Wells Clearing Unit Fined $300K for Sending Wrong REIT Valuations
A complaint from an elderly investor about inconsistent valuations of a real estate investment trust led to a regulatory investigation that has cost a Wells Fargo securities clearing unit a censure and $300,000 fine.
A third-party vendor was unable to provide compliant values when the rule went into effect, leading First Clearing’s securities pricing unit to manually override the zeros the vendor provided for 33 discrete securities and replace them with valuations from an earlier month that were not calculated according to approved methods, Finra’s enforcement unit said.
The rule, requiring firms to use either a “net investment” or “appraised value” methodology, was passed to increase transparency for retail investors in the illiquid, often high-commission products.
“In one example, an erroneous account statement showed the per-share estimated value of a customer’s REIT at $14.72, when the security’s rule-compliant per-share valuation at the time was approximately $0.90,” Finra said.

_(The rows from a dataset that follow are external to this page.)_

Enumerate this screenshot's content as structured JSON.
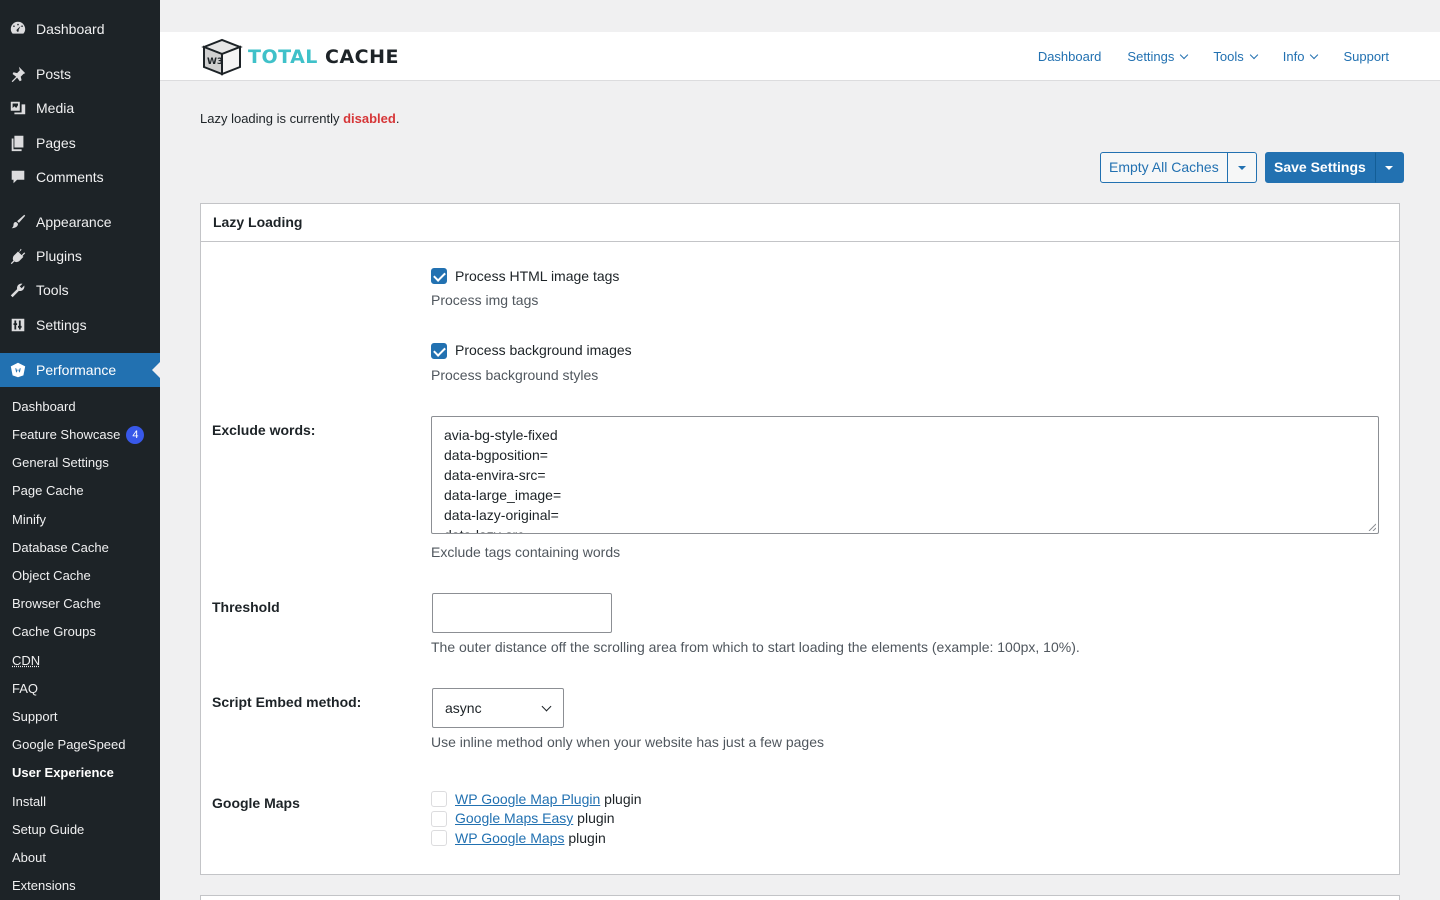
{
  "sidebar": {
    "top_items": [
      {
        "label": "Dashboard",
        "icon": "dashboard-icon"
      },
      {
        "label": "Posts",
        "icon": "pin-icon"
      },
      {
        "label": "Media",
        "icon": "media-icon"
      },
      {
        "label": "Pages",
        "icon": "pages-icon"
      },
      {
        "label": "Comments",
        "icon": "comment-icon"
      },
      {
        "label": "Appearance",
        "icon": "brush-icon"
      },
      {
        "label": "Plugins",
        "icon": "plug-icon"
      },
      {
        "label": "Tools",
        "icon": "wrench-icon"
      },
      {
        "label": "Settings",
        "icon": "sliders-icon"
      },
      {
        "label": "Performance",
        "icon": "performance-icon"
      }
    ],
    "sub_items": [
      {
        "label": "Dashboard"
      },
      {
        "label": "Feature Showcase",
        "badge": "4"
      },
      {
        "label": "General Settings"
      },
      {
        "label": "Page Cache"
      },
      {
        "label": "Minify"
      },
      {
        "label": "Database Cache"
      },
      {
        "label": "Object Cache"
      },
      {
        "label": "Browser Cache"
      },
      {
        "label": "Cache Groups"
      },
      {
        "label": "CDN"
      },
      {
        "label": "FAQ"
      },
      {
        "label": "Support"
      },
      {
        "label": "Google PageSpeed"
      },
      {
        "label": "User Experience"
      },
      {
        "label": "Install"
      },
      {
        "label": "Setup Guide"
      },
      {
        "label": "About"
      },
      {
        "label": "Extensions"
      }
    ]
  },
  "header": {
    "logo": {
      "part1": "TOTAL",
      "part2": " CACHE",
      "cube_text": "W3"
    },
    "nav": [
      {
        "label": "Dashboard"
      },
      {
        "label": "Settings"
      },
      {
        "label": "Tools"
      },
      {
        "label": "Info"
      },
      {
        "label": "Support"
      }
    ]
  },
  "status": {
    "prefix": "Lazy loading is currently ",
    "state": "disabled",
    "suffix": "."
  },
  "buttons": {
    "empty_caches": "Empty All Caches",
    "save_settings": "Save Settings"
  },
  "panel": {
    "title": "Lazy Loading",
    "process_html": {
      "label": "Process HTML image tags",
      "desc": "Process img tags",
      "checked": true
    },
    "process_bg": {
      "label": "Process background images",
      "desc": "Process background styles",
      "checked": true
    },
    "exclude": {
      "label": "Exclude words:",
      "lines": [
        "avia-bg-style-fixed",
        "data-bgposition=",
        "data-envira-src=",
        "data-large_image=",
        "data-lazy-original=",
        "data-lazy-src="
      ],
      "desc": "Exclude tags containing words"
    },
    "threshold": {
      "label": "Threshold",
      "value": "",
      "desc": "The outer distance off the scrolling area from which to start loading the elements (example: 100px, 10%)."
    },
    "embed": {
      "label": "Script Embed method:",
      "value": "async",
      "desc": "Use inline method only when your website has just a few pages"
    },
    "maps": {
      "label": "Google Maps",
      "plugins": [
        {
          "link": "WP Google Map Plugin",
          "suffix": " plugin"
        },
        {
          "link": "Google Maps Easy",
          "suffix": " plugin"
        },
        {
          "link": "WP Google Maps",
          "suffix": " plugin"
        }
      ]
    }
  },
  "colors": {
    "accent": "#2271b1",
    "sidebar_bg": "#1d2327",
    "disabled": "#d63638",
    "badge": "#3858e9"
  }
}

The inaccuracies, which occurred between April and the end of October 2016, declined over the period as the underlying DPP and REIT positions declined, according to the consent letter.

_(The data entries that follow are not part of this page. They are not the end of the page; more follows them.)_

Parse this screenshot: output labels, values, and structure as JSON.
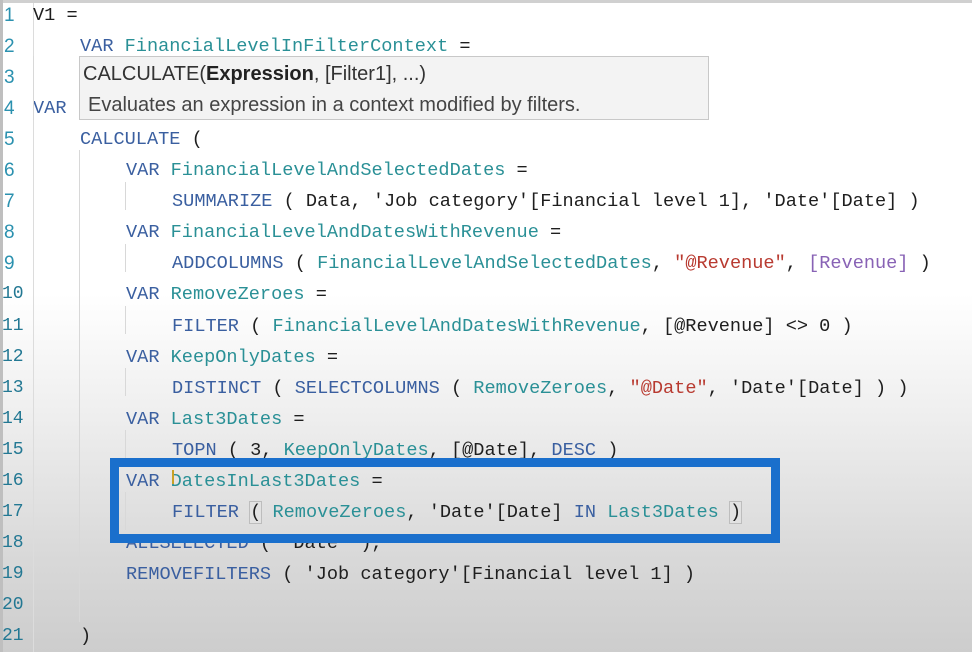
{
  "editor": {
    "lines": [
      {
        "n": "1",
        "tokens": [
          {
            "t": "V1 =",
            "c": "txt"
          }
        ]
      },
      {
        "n": "2",
        "tokens": [
          {
            "t": "VAR ",
            "c": "kw"
          },
          {
            "t": "FinancialLevelInFilterContext",
            "c": "var"
          },
          {
            "t": " =",
            "c": "txt"
          }
        ]
      },
      {
        "n": "3",
        "tokens": []
      },
      {
        "n": "4",
        "tokens": [
          {
            "t": "VAR",
            "c": "kw"
          }
        ]
      },
      {
        "n": "5",
        "tokens": [
          {
            "t": "CALCULATE",
            "c": "kw"
          },
          {
            "t": " (",
            "c": "txt"
          }
        ]
      },
      {
        "n": "6",
        "tokens": [
          {
            "t": "VAR ",
            "c": "kw"
          },
          {
            "t": "FinancialLevelAndSelectedDates",
            "c": "var"
          },
          {
            "t": " =",
            "c": "txt"
          }
        ]
      },
      {
        "n": "7",
        "tokens": [
          {
            "t": "SUMMARIZE",
            "c": "kw"
          },
          {
            "t": " ( Data, 'Job category'[Financial level 1], 'Date'[Date] )",
            "c": "txt"
          }
        ]
      },
      {
        "n": "8",
        "tokens": [
          {
            "t": "VAR ",
            "c": "kw"
          },
          {
            "t": "FinancialLevelAndDatesWithRevenue",
            "c": "var"
          },
          {
            "t": " =",
            "c": "txt"
          }
        ]
      },
      {
        "n": "9",
        "tokens": [
          {
            "t": "ADDCOLUMNS",
            "c": "kw"
          },
          {
            "t": " ( ",
            "c": "txt"
          },
          {
            "t": "FinancialLevelAndSelectedDates",
            "c": "var"
          },
          {
            "t": ", ",
            "c": "txt"
          },
          {
            "t": "\"@Revenue\"",
            "c": "str"
          },
          {
            "t": ", ",
            "c": "txt"
          },
          {
            "t": "[Revenue]",
            "c": "meas"
          },
          {
            "t": " )",
            "c": "txt"
          }
        ]
      },
      {
        "n": "10",
        "tokens": [
          {
            "t": "VAR ",
            "c": "kw"
          },
          {
            "t": "RemoveZeroes",
            "c": "var"
          },
          {
            "t": " =",
            "c": "txt"
          }
        ]
      },
      {
        "n": "11",
        "tokens": [
          {
            "t": "FILTER",
            "c": "kw"
          },
          {
            "t": " ( ",
            "c": "txt"
          },
          {
            "t": "FinancialLevelAndDatesWithRevenue",
            "c": "var"
          },
          {
            "t": ", [@Revenue] <> 0 )",
            "c": "txt"
          }
        ]
      },
      {
        "n": "12",
        "tokens": [
          {
            "t": "VAR ",
            "c": "kw"
          },
          {
            "t": "KeepOnlyDates",
            "c": "var"
          },
          {
            "t": " =",
            "c": "txt"
          }
        ]
      },
      {
        "n": "13",
        "tokens": [
          {
            "t": "DISTINCT",
            "c": "kw"
          },
          {
            "t": " ( ",
            "c": "txt"
          },
          {
            "t": "SELECTCOLUMNS",
            "c": "kw"
          },
          {
            "t": " ( ",
            "c": "txt"
          },
          {
            "t": "RemoveZeroes",
            "c": "var"
          },
          {
            "t": ", ",
            "c": "txt"
          },
          {
            "t": "\"@Date\"",
            "c": "str"
          },
          {
            "t": ", 'Date'[Date] ) )",
            "c": "txt"
          }
        ]
      },
      {
        "n": "14",
        "tokens": [
          {
            "t": "VAR ",
            "c": "kw"
          },
          {
            "t": "Last3Dates",
            "c": "var"
          },
          {
            "t": " =",
            "c": "txt"
          }
        ]
      },
      {
        "n": "15",
        "tokens": [
          {
            "t": "TOPN",
            "c": "kw"
          },
          {
            "t": " ( 3, ",
            "c": "txt"
          },
          {
            "t": "KeepOnlyDates",
            "c": "var"
          },
          {
            "t": ", [@Date], ",
            "c": "txt"
          },
          {
            "t": "DESC",
            "c": "kw"
          },
          {
            "t": " )",
            "c": "txt"
          }
        ]
      },
      {
        "n": "16",
        "tokens": [
          {
            "t": "VAR ",
            "c": "kw"
          },
          {
            "t": "DatesInLast3Dates",
            "c": "var"
          },
          {
            "t": " =",
            "c": "txt"
          }
        ]
      },
      {
        "n": "17",
        "tokens": [
          {
            "t": "FILTER",
            "c": "kw"
          },
          {
            "t": " ",
            "c": "txt"
          },
          {
            "t": "(",
            "c": "txt",
            "match": true
          },
          {
            "t": " ",
            "c": "txt"
          },
          {
            "t": "RemoveZeroes",
            "c": "var"
          },
          {
            "t": ", 'Date'[Date] ",
            "c": "txt"
          },
          {
            "t": "IN",
            "c": "kw"
          },
          {
            "t": " ",
            "c": "txt"
          },
          {
            "t": "Last3Dates",
            "c": "var"
          },
          {
            "t": " ",
            "c": "txt"
          },
          {
            "t": ")",
            "c": "txt",
            "match": true
          }
        ]
      },
      {
        "n": "18",
        "tokens": [
          {
            "t": "ALLSELECTED",
            "c": "kw"
          },
          {
            "t": " ( 'Date' ),",
            "c": "txt"
          }
        ]
      },
      {
        "n": "19",
        "tokens": [
          {
            "t": "REMOVEFILTERS",
            "c": "kw"
          },
          {
            "t": " ( 'Job category'[Financial level 1] )",
            "c": "txt"
          }
        ]
      },
      {
        "n": "20",
        "tokens": []
      },
      {
        "n": "21",
        "tokens": [
          {
            "t": ")",
            "c": "txt"
          }
        ]
      }
    ]
  },
  "tooltip": {
    "function_name": "CALCULATE(",
    "param_current": "Expression",
    "param_rest": ", [Filter1], ...)",
    "description": "Evaluates an expression in a context modified by filters."
  },
  "highlight": {
    "color": "#1a6fcc",
    "target_lines": [
      "16",
      "17"
    ]
  }
}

First Clearing, a trade name of Wells Fargo Clearing Services, accepted the fine and censure without admitting or denying Finra’s findings that it violated failure-to-supervise and books-and-record accuracy rules. A Wells Fargo spokeswoman said she could not immediately comment on the fine.
The correspondent clearing unit of Wells Fargo Advisors provided services to 75 brokerage firms with about 8.2 million customer accounts at the time of the violations, according to the consent letter. It did not name the firm or firms whose customers received inaccurate statements, nor say whether any direct customers of Wells were involved.
“Wells Fargo Advisors is committed to helping our clients achieve their investment goals, and we take our regulatory responsibilities seriously,” Jackie Knolhoff, a company spokeswoman, said in an email. “This matter refers to an older issue and we are pleased to have it resolved.”